Thanks for the detailed answer! You're application sounds very interesting and I would be very interested to see what comes out of such visualization.

I think you are right and the binning might be the best solution since there is only one global cutoff. Should have thought about that earlier, thanks for pointing it out!

I will try my hand at implementing and testing it. Unfortunately I cannot promise any schedule, as I don't right now have too much time to spend on this.

[anjohan]

No worries, this isn't urgent. The SOAP vector calculation still takes much less time than the MD simulation, since I'm only calculating descriptors for a small subset of the frames and using mpi4py.
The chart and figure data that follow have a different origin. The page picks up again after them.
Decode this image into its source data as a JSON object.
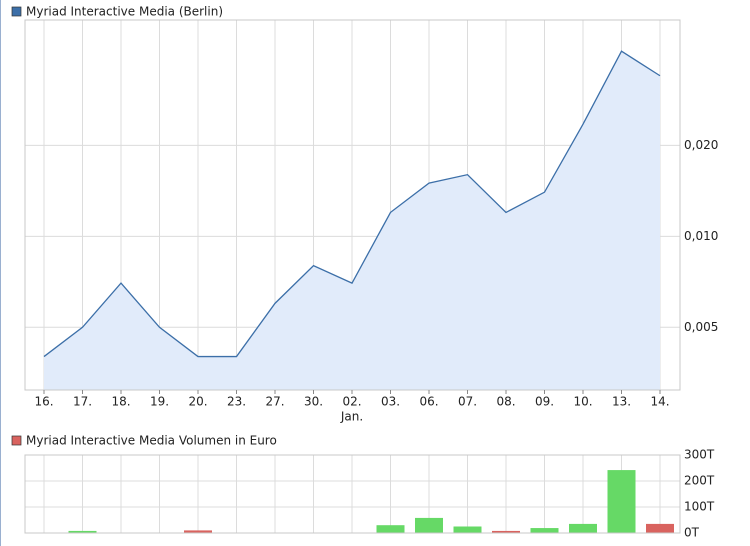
{
  "chart_data": [
    {
      "type": "line",
      "log_y": true,
      "grid": true,
      "y_axis_side": "right",
      "categories": [
        "16.",
        "17.",
        "18.",
        "19.",
        "20.",
        "23.",
        "27.",
        "30.",
        "02.",
        "03.",
        "06.",
        "07.",
        "08.",
        "09.",
        "10.",
        "13.",
        "14."
      ],
      "category_sublabels": [
        null,
        null,
        null,
        null,
        null,
        null,
        null,
        null,
        "Jan.",
        null,
        null,
        null,
        null,
        null,
        null,
        null,
        null
      ],
      "series": [
        {
          "name": "Myriad Interactive Media (Berlin)",
          "color": "#3c6fa8",
          "fill": "#e1ebfa",
          "values": [
            0.004,
            0.005,
            0.007,
            0.005,
            0.004,
            0.004,
            0.006,
            0.008,
            0.007,
            0.012,
            0.015,
            0.016,
            0.012,
            0.014,
            0.0235,
            0.041,
            0.034
          ]
        }
      ],
      "ylim": [
        0.0031,
        0.052
      ],
      "yticks": [
        {
          "value": 0.005,
          "label": "0,005"
        },
        {
          "value": 0.01,
          "label": "0,010"
        },
        {
          "value": 0.02,
          "label": "0,020"
        }
      ]
    },
    {
      "type": "bar",
      "grid": true,
      "y_axis_side": "right",
      "series": [
        {
          "name": "Myriad Interactive Media Volumen in Euro",
          "color": "#d9635f",
          "values": [
            0,
            8000,
            0,
            0,
            10000,
            0,
            0,
            0,
            0,
            30000,
            58000,
            25000,
            8000,
            19000,
            35000,
            242000,
            35000
          ],
          "bar_colors": [
            "#66d966",
            "#66d966",
            "#66d966",
            "#66d966",
            "#d9635f",
            "#66d966",
            "#66d966",
            "#66d966",
            "#66d966",
            "#66d966",
            "#66d966",
            "#66d966",
            "#d9635f",
            "#66d966",
            "#66d966",
            "#66d966",
            "#d9635f"
          ]
        }
      ],
      "ylim": [
        0,
        300000
      ],
      "yticks": [
        {
          "value": 0,
          "label": "0T"
        },
        {
          "value": 100000,
          "label": "100T"
        },
        {
          "value": 200000,
          "label": "200T"
        },
        {
          "value": 300000,
          "label": "300T"
        }
      ]
    }
  ]
}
I should also be able to add a naive (but linearly scaling) binning myself, now that I understand more of libsoap. I may have some time later this week.

[anjohan]

I've started working on an implementation.

[lauri-codes]

That's great! External contributors are very welcome.

Will you be doing this on the python side or in C/C++? For now this doesn't really matter, but eventually, I would want this functionality in the C/C++ side and available to all the other descriptors as well.

[anjohan]

In C. As a result, I'm currently enjoying some segfaults.

[lauri-codes]

Have fun :>

[lauri-codes]

Thanks @anjohan for contributing the spatial binning algorithm! It is now fully tested and integrated into SOAP in version 0.3.2.